Ce livre fait maintenant le bonheur de ma fille, qui sourit béatement face à de telles réparties :
A l'instant où mon regard plonge dans le sien, ma langue semble frappée de paralysie... Ce qui n'est pas plus mal, étant donné que mon cerveau vient de subir un black-out total.
Kane Lawson, beau à croquer. Beau à tomber. Beau à hurler.
- Merci, bredouillé-je en tentant d'émettre des syllabes intelligibles, l'esprit pétrifié par tant de beauté masculine.
Urgence, urgence, résonne mon alarme interne. Doit former phrase cohérente.
- Qu'est-ce que vous faites là, les garçons ? demande Delia avec son talent légendaire pour trouver les mots justes, surtout en présence de membres du sexe opposé.

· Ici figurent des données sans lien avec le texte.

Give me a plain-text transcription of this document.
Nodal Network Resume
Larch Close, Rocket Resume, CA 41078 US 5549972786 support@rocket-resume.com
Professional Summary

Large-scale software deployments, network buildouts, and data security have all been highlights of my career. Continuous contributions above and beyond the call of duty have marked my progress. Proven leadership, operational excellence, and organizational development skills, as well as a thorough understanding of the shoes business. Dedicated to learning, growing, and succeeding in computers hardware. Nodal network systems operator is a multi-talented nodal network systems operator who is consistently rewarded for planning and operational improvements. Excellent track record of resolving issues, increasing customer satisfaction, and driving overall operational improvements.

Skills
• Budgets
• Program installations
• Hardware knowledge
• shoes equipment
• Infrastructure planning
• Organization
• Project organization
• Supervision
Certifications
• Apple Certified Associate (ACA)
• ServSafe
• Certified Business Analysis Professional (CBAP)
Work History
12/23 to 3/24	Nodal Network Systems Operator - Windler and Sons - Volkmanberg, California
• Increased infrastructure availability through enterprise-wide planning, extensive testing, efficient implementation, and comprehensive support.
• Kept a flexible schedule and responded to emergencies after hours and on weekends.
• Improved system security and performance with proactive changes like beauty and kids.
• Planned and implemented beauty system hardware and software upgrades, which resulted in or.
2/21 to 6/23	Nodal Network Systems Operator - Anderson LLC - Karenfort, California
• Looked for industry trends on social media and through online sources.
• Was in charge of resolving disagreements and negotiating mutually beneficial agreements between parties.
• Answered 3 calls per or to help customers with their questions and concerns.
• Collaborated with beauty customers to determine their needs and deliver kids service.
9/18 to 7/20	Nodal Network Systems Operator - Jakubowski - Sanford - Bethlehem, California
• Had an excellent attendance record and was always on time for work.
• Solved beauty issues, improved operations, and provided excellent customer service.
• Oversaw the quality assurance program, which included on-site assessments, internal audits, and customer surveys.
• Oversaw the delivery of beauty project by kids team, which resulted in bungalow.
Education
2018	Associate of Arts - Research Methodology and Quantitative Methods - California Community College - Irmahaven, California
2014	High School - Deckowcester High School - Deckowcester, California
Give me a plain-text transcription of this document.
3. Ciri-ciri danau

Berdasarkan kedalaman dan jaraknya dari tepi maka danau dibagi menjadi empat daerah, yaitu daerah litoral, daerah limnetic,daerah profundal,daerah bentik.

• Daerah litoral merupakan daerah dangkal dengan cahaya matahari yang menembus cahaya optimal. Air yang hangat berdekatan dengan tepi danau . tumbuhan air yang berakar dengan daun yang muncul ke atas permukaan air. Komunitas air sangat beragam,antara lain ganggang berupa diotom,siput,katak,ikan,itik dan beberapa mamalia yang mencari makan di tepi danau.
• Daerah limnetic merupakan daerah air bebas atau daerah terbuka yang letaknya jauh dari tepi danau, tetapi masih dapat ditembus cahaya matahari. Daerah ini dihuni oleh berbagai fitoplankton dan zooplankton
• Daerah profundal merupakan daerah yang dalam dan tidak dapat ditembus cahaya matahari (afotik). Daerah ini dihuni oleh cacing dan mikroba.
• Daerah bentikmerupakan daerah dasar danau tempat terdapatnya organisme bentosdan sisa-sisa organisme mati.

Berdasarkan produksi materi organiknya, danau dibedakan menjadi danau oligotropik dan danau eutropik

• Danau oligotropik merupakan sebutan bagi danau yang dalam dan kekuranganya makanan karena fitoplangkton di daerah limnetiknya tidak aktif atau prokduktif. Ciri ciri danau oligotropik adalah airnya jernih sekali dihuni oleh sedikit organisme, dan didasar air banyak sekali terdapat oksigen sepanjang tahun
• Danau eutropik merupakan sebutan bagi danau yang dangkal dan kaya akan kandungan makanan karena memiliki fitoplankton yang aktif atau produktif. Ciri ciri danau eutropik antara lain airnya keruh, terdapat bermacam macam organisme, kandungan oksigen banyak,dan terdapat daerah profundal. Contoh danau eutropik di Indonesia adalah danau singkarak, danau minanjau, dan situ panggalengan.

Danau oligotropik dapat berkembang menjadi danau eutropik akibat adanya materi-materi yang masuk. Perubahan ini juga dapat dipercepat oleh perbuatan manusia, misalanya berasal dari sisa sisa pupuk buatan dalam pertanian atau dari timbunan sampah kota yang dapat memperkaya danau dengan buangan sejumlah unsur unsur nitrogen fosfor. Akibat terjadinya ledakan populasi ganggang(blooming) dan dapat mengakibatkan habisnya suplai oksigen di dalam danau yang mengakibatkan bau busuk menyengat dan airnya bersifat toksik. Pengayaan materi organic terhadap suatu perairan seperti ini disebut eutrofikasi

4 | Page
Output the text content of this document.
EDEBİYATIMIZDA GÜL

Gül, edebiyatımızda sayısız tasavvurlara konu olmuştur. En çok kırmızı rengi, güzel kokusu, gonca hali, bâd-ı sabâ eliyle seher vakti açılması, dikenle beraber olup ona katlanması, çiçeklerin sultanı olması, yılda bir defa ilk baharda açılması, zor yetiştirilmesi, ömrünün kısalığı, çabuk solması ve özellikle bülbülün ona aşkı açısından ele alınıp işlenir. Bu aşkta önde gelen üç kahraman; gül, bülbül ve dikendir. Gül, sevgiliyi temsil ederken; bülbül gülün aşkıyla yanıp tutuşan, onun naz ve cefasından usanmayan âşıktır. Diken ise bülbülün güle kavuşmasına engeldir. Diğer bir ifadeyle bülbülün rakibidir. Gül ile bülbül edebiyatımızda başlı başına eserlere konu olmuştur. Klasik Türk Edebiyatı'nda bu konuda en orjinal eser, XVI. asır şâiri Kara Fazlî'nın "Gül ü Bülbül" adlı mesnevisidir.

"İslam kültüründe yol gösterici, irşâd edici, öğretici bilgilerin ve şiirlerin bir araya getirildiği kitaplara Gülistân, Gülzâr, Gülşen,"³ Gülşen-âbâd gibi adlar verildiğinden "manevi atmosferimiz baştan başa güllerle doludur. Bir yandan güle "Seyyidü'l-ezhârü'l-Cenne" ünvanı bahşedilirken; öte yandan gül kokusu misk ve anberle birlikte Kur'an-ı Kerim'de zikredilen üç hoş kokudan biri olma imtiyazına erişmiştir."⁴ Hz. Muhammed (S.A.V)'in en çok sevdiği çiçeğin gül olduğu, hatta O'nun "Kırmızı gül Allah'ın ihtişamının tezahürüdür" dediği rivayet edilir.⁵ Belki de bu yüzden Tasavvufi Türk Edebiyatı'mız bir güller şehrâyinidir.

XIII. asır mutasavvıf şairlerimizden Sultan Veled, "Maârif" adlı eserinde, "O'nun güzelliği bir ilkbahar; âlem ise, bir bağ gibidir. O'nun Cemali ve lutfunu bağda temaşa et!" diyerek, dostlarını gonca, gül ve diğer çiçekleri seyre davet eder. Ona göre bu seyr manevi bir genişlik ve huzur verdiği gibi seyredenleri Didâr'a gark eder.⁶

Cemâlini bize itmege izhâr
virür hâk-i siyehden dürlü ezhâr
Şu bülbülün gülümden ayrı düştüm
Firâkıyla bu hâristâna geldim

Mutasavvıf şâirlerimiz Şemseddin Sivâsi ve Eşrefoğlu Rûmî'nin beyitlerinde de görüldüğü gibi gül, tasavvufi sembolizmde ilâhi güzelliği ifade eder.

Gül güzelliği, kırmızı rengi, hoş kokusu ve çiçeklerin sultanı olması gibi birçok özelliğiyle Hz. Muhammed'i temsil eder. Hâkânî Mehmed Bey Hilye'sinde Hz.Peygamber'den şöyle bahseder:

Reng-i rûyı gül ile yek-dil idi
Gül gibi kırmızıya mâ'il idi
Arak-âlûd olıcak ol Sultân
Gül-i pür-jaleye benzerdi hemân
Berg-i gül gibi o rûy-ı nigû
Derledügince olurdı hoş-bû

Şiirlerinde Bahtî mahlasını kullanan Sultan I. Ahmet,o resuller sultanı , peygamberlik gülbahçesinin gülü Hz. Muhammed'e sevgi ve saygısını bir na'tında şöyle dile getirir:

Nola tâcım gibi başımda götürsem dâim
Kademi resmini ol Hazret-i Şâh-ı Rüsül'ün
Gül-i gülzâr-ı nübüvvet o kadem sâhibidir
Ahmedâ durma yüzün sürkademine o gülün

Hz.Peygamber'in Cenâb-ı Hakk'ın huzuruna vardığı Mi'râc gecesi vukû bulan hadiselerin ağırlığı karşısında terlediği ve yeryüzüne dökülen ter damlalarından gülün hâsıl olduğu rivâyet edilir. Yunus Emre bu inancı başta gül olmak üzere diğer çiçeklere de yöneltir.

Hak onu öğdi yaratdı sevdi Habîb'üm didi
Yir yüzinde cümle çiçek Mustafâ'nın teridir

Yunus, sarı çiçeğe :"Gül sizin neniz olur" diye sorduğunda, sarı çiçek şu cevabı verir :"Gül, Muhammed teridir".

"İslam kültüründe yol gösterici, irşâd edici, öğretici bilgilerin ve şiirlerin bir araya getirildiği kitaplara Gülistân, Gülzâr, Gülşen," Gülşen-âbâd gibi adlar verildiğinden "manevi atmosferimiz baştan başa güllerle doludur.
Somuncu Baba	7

" Les garçons "... Pourquoi ce pluriel ? Un peu surprise, je regarde derrière l'épaule de Kane et aperçois deux de ses copains. Beaux à tomber, puissance 3.
- On se balade, lui répond Kane, sa main toujours posée sur la mienne. Tu te sens bien ? me demande-t-il.
Moi ? Non, pas vraiment. Conduisez-moi plutôt aux urgences, section "moments de honte fatale".
- Je...
En l'absence d'un cerveau en état de marche, difficile de trouver le mot juste.
- "Vais bien" ? me souffle Zo.
- Je vais bien, dis-je platement.
Je hoche vigoureusement la tête, histoire de faire bonne mesure, comme si ce simple geste suffisait à atténuer mon image de débile profonde.
Contrairement à Delia, qui tombe amoureuse environ toutes les semaines, je n'ai connu que deux grandes passions dans ma vie. La première, c'était ce garçon aux boucles châtaines quand j'étais au jardin d'enfants. La seconde, c'est Kane.

Tattoo ~ Jennifer Lynn Barnes
Albin Michel , coll. Wiz, 2010 - 288 pages - 13,50€
traduit de l'anglais (USA) par Nathalie Peronny

Un deuxième livre a déjà paru aux USA, sous le titre de Fate.